Chaque vol commercial repose sur des pilotes qualifiés qui donnent vie à des systèmes aéronautiques sophistiqués. Les équipages des compagnies aériennes comprennent généralement au moins deux pilotes (souvent trois) pour maintenir les normes de sécurité les plus élevées.
Dans le cockpit, le pilote aux commandes est le commandant de bord, assis sur le côté gauche. Le commandant de bord assume la responsabilité ultime du vol, prenant des décisions critiques, dirigeant l'équipage, gérant les urgences et gérant toute situation difficile pour les passagers. Alors que le commandant de bord effectue la majeure partie du voyage, le copilote partage les tâches de vol pour assurer le bon fonctionnement de l'avion.
Le premier officier, assis à droite, détient la même autorité de formation et de contrôle que le capitaine.

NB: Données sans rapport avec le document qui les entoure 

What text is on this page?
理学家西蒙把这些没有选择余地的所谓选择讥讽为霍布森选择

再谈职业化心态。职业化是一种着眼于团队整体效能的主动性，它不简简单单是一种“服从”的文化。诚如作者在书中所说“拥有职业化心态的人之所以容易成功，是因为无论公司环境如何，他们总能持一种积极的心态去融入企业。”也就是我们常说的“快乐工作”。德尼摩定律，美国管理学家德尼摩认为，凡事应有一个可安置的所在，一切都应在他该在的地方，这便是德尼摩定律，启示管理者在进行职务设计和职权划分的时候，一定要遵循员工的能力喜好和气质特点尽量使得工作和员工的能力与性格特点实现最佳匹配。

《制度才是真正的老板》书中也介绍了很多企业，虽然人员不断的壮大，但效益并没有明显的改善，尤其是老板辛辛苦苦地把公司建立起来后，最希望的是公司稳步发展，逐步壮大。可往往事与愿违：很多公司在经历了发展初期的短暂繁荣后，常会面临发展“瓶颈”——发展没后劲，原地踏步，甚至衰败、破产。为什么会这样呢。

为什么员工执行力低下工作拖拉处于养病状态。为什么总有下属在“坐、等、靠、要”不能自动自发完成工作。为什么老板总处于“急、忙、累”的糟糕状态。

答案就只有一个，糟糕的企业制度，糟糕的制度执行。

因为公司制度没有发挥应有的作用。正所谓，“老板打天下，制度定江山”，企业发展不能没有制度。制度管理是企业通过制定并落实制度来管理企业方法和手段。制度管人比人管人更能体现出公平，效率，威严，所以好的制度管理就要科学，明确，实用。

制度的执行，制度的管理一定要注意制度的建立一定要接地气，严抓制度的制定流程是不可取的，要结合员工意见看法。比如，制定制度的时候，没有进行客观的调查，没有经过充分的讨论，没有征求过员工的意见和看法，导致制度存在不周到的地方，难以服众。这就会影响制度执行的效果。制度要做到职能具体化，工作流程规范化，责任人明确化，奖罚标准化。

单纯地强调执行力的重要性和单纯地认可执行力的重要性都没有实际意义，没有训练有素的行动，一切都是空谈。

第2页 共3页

Avoir à bord deux pilotes entièrement formés réduit considérablement les risques, en fournissant une sauvegarde transparente en cas d'incapacité du commandant de bord et en offrant un deuxième avis critique pour éviter les erreurs.
Les avions de ligne plus anciens construits avant 1980 comportent également un mécanicien navigant, ou un deuxième officier, qui est généralement un pilote titulaire d'une licence. Ce membre d'équipage surveille les instruments vitaux, calcule les vitesses optimales de décollage et d'atterrissage, gère les réglages de puissance et supervise la consommation de carburant. Les avions modernes s'appuient sur une avionique avancée, ce qui rend le rôle de l'ingénieur de vol largement automatisé et de plus en plus obsolète.
Les trois pilotes reçoivent une formation comparable, mais l'ancienneté, souvent acquise par des années de service, détermine le grade et les affectations des avions. La progression vers le poste de capitaine nécessite de gravir la hiérarchie et d'attendre un siège libre, un processus régi presque entièrement par l'ancienneté.
Les nouveaux pilotes commencent souvent comme réservistes, volant selon un horaire irrégulier. Ils doivent être prêts à répondre à une garde de 12 heures ou plus, parfois moins d'une heure après avoir été appelés. Les réserves connaissent des itinéraires imprévisibles, allant de jours d'inactivité à des jours consécutifs de vol à travers le monde.
Une fois qu'un pilote acquiert de l'ancienneté, il reçoit un horaire de « ligne », offrant plus de prévisibilité. Les pilotes de ligne subissent encore de longues périodes loin de chez eux, la réglementation américaine limitant le service national à 8 heures et le service international à 12 heures en une seule équipe, bien que les exigences du monde réel puissent les pousser au-delà de 16 heures en raison de retards et de prolongations.
Avant le départ, les pilotes arrivent à l’aéroport au moins une heure avant un vol intérieur (deux heures pour un vol international) et examinent les données du vol via le système d’enregistrement automatisé de la compagnie aérienne. Les plans de vol, les mises à jour météorologiques, le nombre de passagers et les affectations des équipages sont regroupés dans un briefing complet que les pilotes conservent dans une grande mallette.
Pendant le pré-vol, les pilotes déposent le plan de vol auprès du contrôle de la circulation aérienne, effectuent un examen final des systèmes de l'avion et collaborent avec l'équipage de cabine pour identifier toute irrégularité. Après l'atterrissage, le commandant de bord fait un compte rendu à l'équipage, tandis que le copilote effectue une inspection complète de l'avion, s'assurant que tous les systèmes restent opérationnels.
Avant le refoulement, le commandant de bord signe l'autorisation de vol, confirmant la condition physique de l'équipage et l'achèvement de l'examen pré-vol. Le cockpit peut recevoir électroniquement la météo mise à jour, le nombre total de passagers et les formulaires d'autorisation, de nombreux avions étant équipés d'imprimantes intégrées pour rationaliser la paperasse.
Une fois les portes sécurisées et l'autorisation obtenue, le pilote donne le feu vert pour le refoulement, et l'avion attend son tour pour recevoir les instructions de piste du contrôle de la circulation aérienne.
En exploitation normale, le décollage et l'atterrissage exigent un pilotage des plus précis. Les principales responsabilités des avions de ligne modernes consistent désormais à surveiller les systèmes automatisés et à ajuster la trajectoire si nécessaire. En cas d'urgence, la formation approfondie des pilotes leur permet de garder leur sang-froid et d'exécuter des actions décisives, même si de telles situations restent rares.
Les agents de bord opèrent également selon des horaires imprévisibles, mais ce sujet sera abordé dans la section suivante.